Erasing Stigma: Starting an Open Discussion of Life with Epilepsy

Despite how little is spoken about epilepsy within the public dialogue and despite the misconception of rarity in occurrence, epilepsy, and other similar neurological conditions, have begun to finally find the traction they need to gain wider acceptance and understanding throughout society.

This couldn’t come a day sooner for the nearly half a million people in the UK that live with epilepsy. Although we have made quite a considerable amount of advancement in terms of understanding and beginning to accept neurological conditions, there still very much exists a type of social stigma surrounding those that live with conditions much like epilepsy.

Erasing the stigma and pursuing the opportunity for open dialogue…

Though society is certainly much more inclusive than it has ever previously been, there is still admittedly much more progress that is needed to be made towards tackling the social stigmas associated with living with epilepsy and other neurological conditions much like it.

Unfortunately in terms of acceptance and understanding there is still much room for improvement and this is particularly apparent with the level of understanding and knowledge the average persona has concerning neurological conditions like epilepsy.

Correcting misrepresentations and misunderstandings…

The lack of knowledge surrounding epilepsy within modern society is in part due to the lack of dialogue we have when discussing epilepsy, neurological conditions, and what it means to live each day with a positive diagnosis.

This lack of discussion only furthers the problem of misunderstanding and makes it even more difficult for those living with neurological conditions to come forward.

As this cycle continues, progress and understanding is halted completely. So to move forward beyond this and begin to finally find greater understanding we must first tackle many of the misconceptions and misunderstandings that surround epilepsy and life with neurological conditions.

To do this let us take a look at some of the more commonly held misconceptions surrounding living with a neurological condition, in this particular case, epilepsy.

Unfortunately much of the public incorrectly believes that those living with epilepsy…

  • All live with the same type and level of the condition…
  • Perhaps are unable to work due to the condition…

And concerning the nature of epilepsy itself, many incorrectly believe that…

  • The condition is a lifelong affliction…
  • Is brought on by flashing lights and geometric shapes…
  • And of course causes a person to convulse violently and lose consciousness…

And this couldn’t be further from the actual truth of living with epilepsy for the nearly half of a million people within the UK.

The truth surrounding those who live with epilepsy is perhaps closer to…

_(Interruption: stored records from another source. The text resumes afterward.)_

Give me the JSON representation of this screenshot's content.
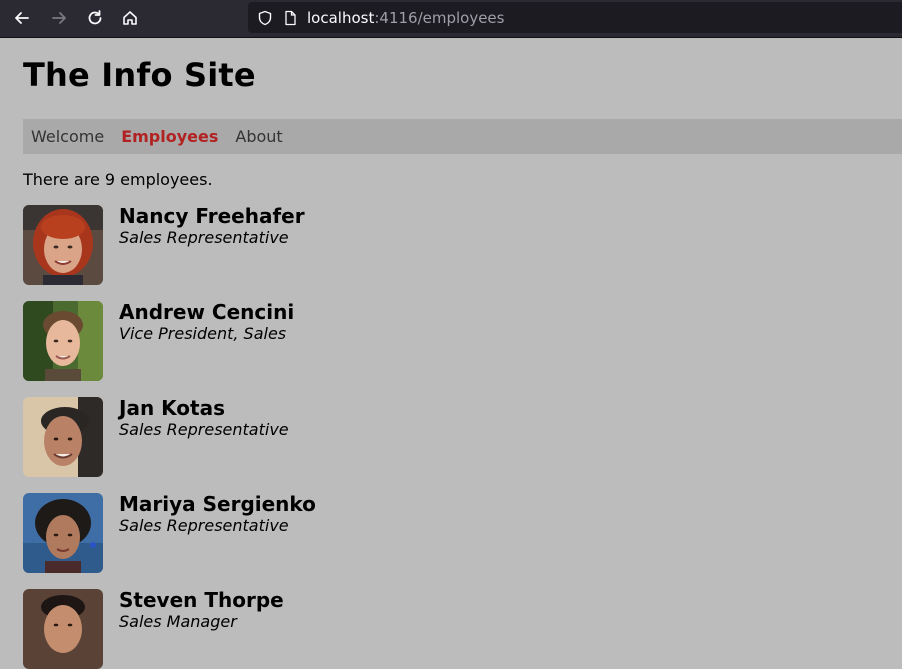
{
  "browser": {
    "url_host": "localhost",
    "url_path": ":4116/employees",
    "icons": [
      "back-arrow-icon",
      "forward-arrow-icon",
      "reload-icon",
      "home-icon",
      "shield-icon",
      "page-icon"
    ]
  },
  "site": {
    "title": "The Info Site"
  },
  "nav": {
    "items": [
      {
        "label": "Welcome"
      },
      {
        "label": "Employees"
      },
      {
        "label": "About"
      }
    ],
    "active_index": 1,
    "active_color": "#b22222"
  },
  "summary": {
    "text": "There are 9 employees."
  },
  "employees": [
    {
      "name": "Nancy Freehafer",
      "title": "Sales Representative"
    },
    {
      "name": "Andrew Cencini",
      "title": "Vice President, Sales"
    },
    {
      "name": "Jan Kotas",
      "title": "Sales Representative"
    },
    {
      "name": "Mariya Sergienko",
      "title": "Sales Representative"
    },
    {
      "name": "Steven Thorpe",
      "title": "Sales Manager"
    }
  ],
  "colors": {
    "page_background": "#bcbcbc",
    "nav_background": "#a9a9a9",
    "browser_chrome": "#2b2a33"
  }
}
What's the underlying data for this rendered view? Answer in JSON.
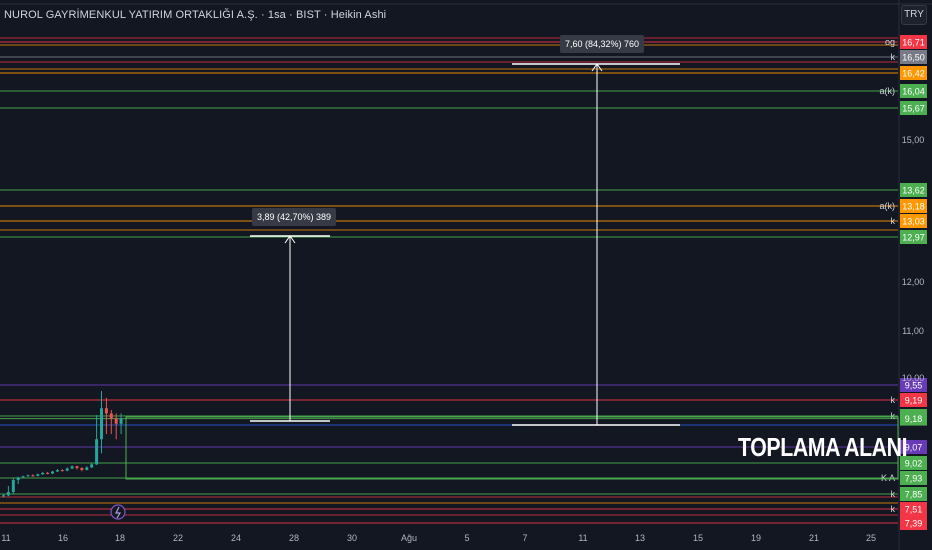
{
  "header": {
    "symbol_title": "NUROL GAYRİMENKUL YATIRIM ORTAKLIĞI A.Ş. · 1sa · BIST · Heikin Ashi",
    "currency": "TRY"
  },
  "annotations": {
    "zone_label": "TOPLAMA ALANI",
    "measure_1": "3,89 (42,70%) 389",
    "measure_2": "7,60 (84,32%) 760"
  },
  "colors": {
    "background": "#131722",
    "red": "#f23645",
    "green": "#4caf50",
    "orange": "#ff9800",
    "purple": "#673ab7",
    "gray": "#787b86",
    "text": "#d1d4dc"
  },
  "chart_data": {
    "type": "line",
    "ylim": [
      7.2,
      17.1
    ],
    "y_ticks": [
      "15,00",
      "12,00",
      "11,00",
      "10,00"
    ],
    "y_tick_values": [
      15.0,
      12.0,
      11.0,
      10.0
    ],
    "x_ticks": [
      "11",
      "16",
      "18",
      "22",
      "24",
      "28",
      "30",
      "Ağu",
      "5",
      "7",
      "11",
      "13",
      "15",
      "19",
      "21",
      "25"
    ],
    "price_tags": [
      {
        "label": "16,71",
        "value": 16.71,
        "color": "#f23645",
        "text": "og"
      },
      {
        "label": "16,50",
        "value": 16.5,
        "color": "#787b86",
        "text": "k"
      },
      {
        "label": "16,42",
        "value": 16.42,
        "color": "#ff9800",
        "text": ""
      },
      {
        "label": "16,04",
        "value": 16.04,
        "color": "#4caf50",
        "text": "a(k)"
      },
      {
        "label": "15,67",
        "value": 15.67,
        "color": "#4caf50",
        "text": ""
      },
      {
        "label": "13,62",
        "value": 13.62,
        "color": "#4caf50",
        "text": ""
      },
      {
        "label": "13,18",
        "value": 13.18,
        "color": "#ff9800",
        "text": "a(k)"
      },
      {
        "label": "13,03",
        "value": 13.03,
        "color": "#ff9800",
        "text": "k"
      },
      {
        "label": "12,97",
        "value": 12.97,
        "color": "#4caf50",
        "text": ""
      },
      {
        "label": "9,55",
        "value": 9.55,
        "color": "#673ab7",
        "text": ""
      },
      {
        "label": "9,19",
        "value": 9.19,
        "color": "#f23645",
        "text": "k"
      },
      {
        "label": "9,19",
        "value": 9.19,
        "color": "#4caf50",
        "text": "k"
      },
      {
        "label": "9,18",
        "value": 9.18,
        "color": "#4caf50",
        "text": ""
      },
      {
        "label": "9,07",
        "value": 9.07,
        "color": "#673ab7",
        "text": ""
      },
      {
        "label": "9,02",
        "value": 9.02,
        "color": "#4caf50",
        "text": ""
      },
      {
        "label": "7,93",
        "value": 7.93,
        "color": "#4caf50",
        "text": "K A"
      },
      {
        "label": "7,85",
        "value": 7.85,
        "color": "#4caf50",
        "text": "k"
      },
      {
        "label": "7,51",
        "value": 7.51,
        "color": "#f23645",
        "text": "k"
      },
      {
        "label": "7,39",
        "value": 7.39,
        "color": "#f23645",
        "text": ""
      }
    ],
    "candles": [
      {
        "o": 7.8,
        "c": 7.82,
        "h": 7.85,
        "l": 7.77
      },
      {
        "o": 7.82,
        "c": 7.86,
        "h": 7.89,
        "l": 7.8
      },
      {
        "o": 7.86,
        "c": 7.92,
        "h": 7.95,
        "l": 7.84
      },
      {
        "o": 7.92,
        "c": 7.98,
        "h": 8.02,
        "l": 7.9
      },
      {
        "o": 7.98,
        "c": 8.05,
        "h": 8.1,
        "l": 7.96
      },
      {
        "o": 8.05,
        "c": 8.12,
        "h": 8.18,
        "l": 8.02
      },
      {
        "o": 8.12,
        "c": 8.08,
        "h": 8.2,
        "l": 8.03
      },
      {
        "o": 8.08,
        "c": 8.2,
        "h": 8.25,
        "l": 8.05
      },
      {
        "o": 8.2,
        "c": 8.3,
        "h": 8.38,
        "l": 8.16
      },
      {
        "o": 8.3,
        "c": 8.26,
        "h": 8.36,
        "l": 8.2
      },
      {
        "o": 8.26,
        "c": 8.4,
        "h": 8.45,
        "l": 8.22
      },
      {
        "o": 8.4,
        "c": 8.5,
        "h": 8.58,
        "l": 8.36
      },
      {
        "o": 8.5,
        "c": 8.46,
        "h": 8.56,
        "l": 8.4
      },
      {
        "o": 8.46,
        "c": 8.62,
        "h": 8.7,
        "l": 8.42
      },
      {
        "o": 8.62,
        "c": 8.78,
        "h": 8.85,
        "l": 8.58
      },
      {
        "o": 8.78,
        "c": 8.66,
        "h": 8.82,
        "l": 8.55
      },
      {
        "o": 8.66,
        "c": 8.52,
        "h": 8.7,
        "l": 8.42
      },
      {
        "o": 8.52,
        "c": 8.7,
        "h": 8.78,
        "l": 8.48
      },
      {
        "o": 8.7,
        "c": 8.92,
        "h": 9.0,
        "l": 8.66
      },
      {
        "o": 8.92,
        "c": 9.1,
        "h": 9.2,
        "l": 8.88
      },
      {
        "o": 9.1,
        "c": 9.28,
        "h": 9.48,
        "l": 9.05
      },
      {
        "o": 9.28,
        "c": 9.22,
        "h": 9.4,
        "l": 9.12
      },
      {
        "o": 9.22,
        "c": 9.18,
        "h": 9.26,
        "l": 9.12
      },
      {
        "o": 9.18,
        "c": 9.16,
        "h": 9.22,
        "l": 9.1
      },
      {
        "o": 9.16,
        "c": 9.18,
        "h": 9.22,
        "l": 9.12
      }
    ]
  }
}
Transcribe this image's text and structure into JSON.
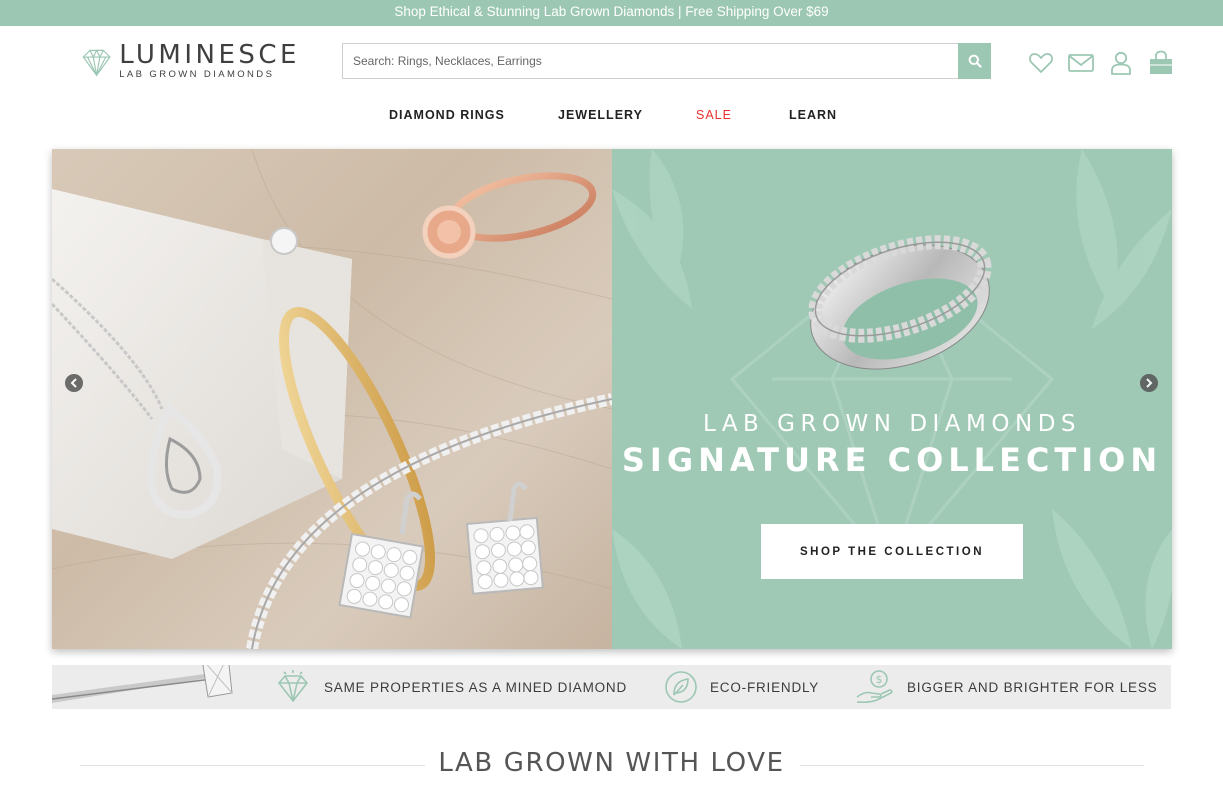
{
  "announcement": "Shop Ethical & Stunning Lab Grown Diamonds | Free Shipping Over $69",
  "brand": {
    "name": "LUMINESCE",
    "tagline": "LAB GROWN DIAMONDS",
    "logo_icon": "diamond-logo-icon"
  },
  "search": {
    "placeholder": "Search: Rings, Necklaces, Earrings",
    "icon": "search-icon"
  },
  "header_icons": [
    "heart-icon",
    "envelope-icon",
    "user-icon",
    "shopping-bag-icon"
  ],
  "nav": [
    {
      "label": "DIAMOND RINGS"
    },
    {
      "label": "JEWELLERY"
    },
    {
      "label": "SALE"
    },
    {
      "label": "LEARN"
    }
  ],
  "hero": {
    "subtitle": "LAB GROWN DIAMONDS",
    "title": "SIGNATURE COLLECTION",
    "cta": "SHOP THE COLLECTION"
  },
  "benefits": [
    {
      "icon": "diamond-icon",
      "label": "SAME PROPERTIES AS A MINED DIAMOND"
    },
    {
      "icon": "leaf-icon",
      "label": "ECO-FRIENDLY"
    },
    {
      "icon": "hand-money-icon",
      "label": "BIGGER AND BRIGHTER FOR LESS"
    }
  ],
  "section": {
    "title": "LAB GROWN WITH LOVE"
  },
  "colors": {
    "accent": "#9cc7b3",
    "sale": "#e8312e",
    "text": "#333333"
  }
}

  • Though epilepsy is used to describe a particular neurological condition that causes a person to be more predisposed to various types of seizures, the severity, type, and of course frequency greatly varies from person to person…
  • There is no one size fits all when describing the symptoms of epilepsy as each person’s experiences are unique…
  • And the condition is quite common among people with an estimated 1% of the UK population currently living with epilepsy…

And the true nature of epilepsy itself is actually closer to…

  • Many people who live with the condition rarely experience symptoms as nearly 52% of all people living with epilepsy fall under the category of controlled symptoms, usually through medication and several other treatments…
  • While 3% of those living with epilepsy do experience symptoms arising from photosensitivity, a vast majority are unaffected completely…

Once we begin to correct these misunderstandings and misconceptions we can begin to have a more open dialogue.

As we grow as a society in our understanding of what it means to live with a neurological condition and our understanding of the very conditions themselves, we can finally move beyond the associated stigmas surrounding living with a positive diagnosis.

This is vital as many people who live with neurological conditions may feel a disconnect from the rest of society arising from the lack of understanding over something that is quite apparently a truth within their life.

As we begin to move towards a better and more inclusive society, the benefits of finally bringing every person to the table for discussions will become more than apparent.

Though moving forward with that discussion there are a few things to remember for those that are not familiar with living with epilepsy…

Those that live with epilepsy, and other neurological conditions, are still very much people so referring to a person by a particular aspect of their life, in this case as being ‘epileptic’ should be avoided.

And of course be open to learning about ways that you can change your own views to better understand the unique challenges a person living with epilepsy has.

It is only by challenging misconceptions and our own viewpoints that we can begin to erase stigmas surrounding epilepsy and other neurological conditions.